Perhaps the most fascinating thing about Zumba is the way it sits at the nexus of so many dominant trends. Like some great Zeitgeist cocktail, it is a frothy blend of Latin culture, social networking, globalization, weight consciousness, a feminizing society, solo entrepreneurship, and the maker's movement. It is tempting to call Zumba the quintessential 21st-century business. Given that it traffics in health, joy, and community, that is a hopeful sign for the species.
Alberto Perez makes slow progress across the hotel restaurant. Every few yards, Perez ("Beto," as he is universally known in the Zumba community) is swarmed by convention attendees eager to pose for pictures. Part Casanova and part Peter Pan, Perez wraps an arm around their shoulders, smoldering and grinning simultaneously.
Over dinner, discussion turns to the fitness concert set for the convention's opening night. The Zumba team has erected two stages, one on each side of a vast hall. The action will switch between them so no attendee gets stuck at the back. Perez, who will perform on both stages, had been agitating for a harness that would let him sail, Spider-Man-like, above the audience. "It is $35,000. I say, 'OK, I pay,' " says Perez in his pretty-good English. But after his partners consulted Lloyds of London, "I find out the insurance is like $300,000," he continues, assuming a crestfallen expression. "I say no. I cannot do it."
Most companies would plant such a charismatic showman brand-center. That Perez shares the spotlight with Zumba's citizen instructors testifies to the business's democratic ethos and marketing confidence. But if Beto is not the solo face of Zumba, he is indisputably its father.
As we eat, Perez relates his life story, a Hollywood-ready narrative of perseverance and pop culture. Growing up poor and fatherless in Colombia, he discovered dance at age 8 while watching the movie Grease. At 13, Perez and his friends were reenacting Michael Jackson's Thriller on the streets. His devout mother disapproved but came around after Perez showed her the scene from Footloose in which Kevin Bacon reads passages about dance from the Bible.
Many dramatic anecdotes follow: a shooting in a grocery, a chance meeting with a beautiful model who recruits Perez to teach dance to other beautiful models, triumph at a national lambada contest. By the mid-'90s, Perez was teaching dance and aerobics all over Bogotá. One day, he forgot his aerobics tape and resorted to what he had handy: salsa music recorded from the radio.

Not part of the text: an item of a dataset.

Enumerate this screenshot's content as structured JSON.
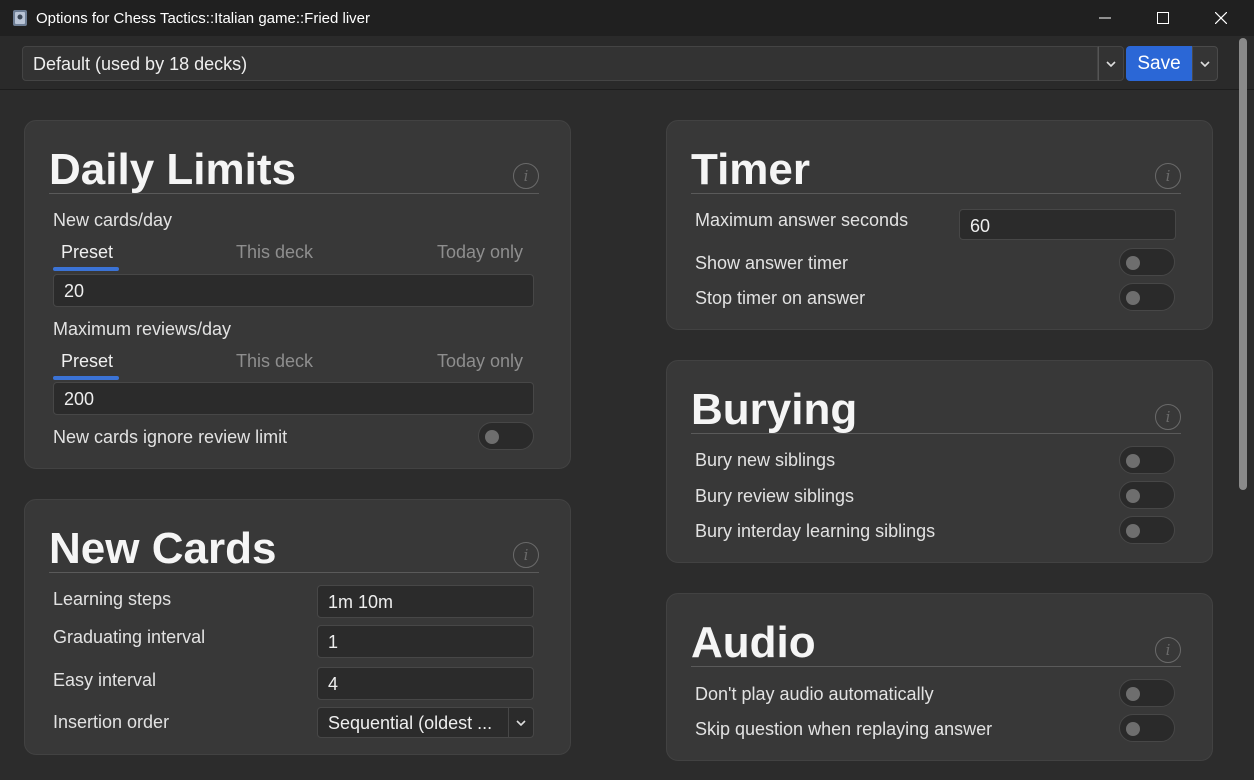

"Up until this moment, aerobics is aerobics and dancing is dancing. I would never think to combine," says Perez. "But this moment, I didn't have other options. I have to dance. And the reaction of the people: Wow! They loved it."
Calendar pages fly. Perez moved to the United States in 1999, at 29. In 2001, he was teaching in Miami, and among his adoring students was Alberto Perlman's mother. At the time, Perlman was recuperating from the demise of Spydre Labs, an Internet incubator that had launched nine companies, including a unified messaging service and an online community for expectant mothers. Aghion, a childhood friend, had worked at one of those ventures.
"So now we're both out of a job and looking for new things," recalls Perlman, taking up the story. "We would meet at Barnes & Noble and read biographies of entrepreneurs to see if we could find any ideas."
Perlman's mother suggested he talk to Perez about starting something together--possibly a gym. They arranged to meet at a Starbucks. Intrigued by Perez's life story, Perlman then sat in on a class at a nearby Olympia Gym. "There are 120 people, packed in like sardines," says Perlman. "They are screaming and smiling. No one looks tired. No one is showing any pain. I thought, We've got to do something with this."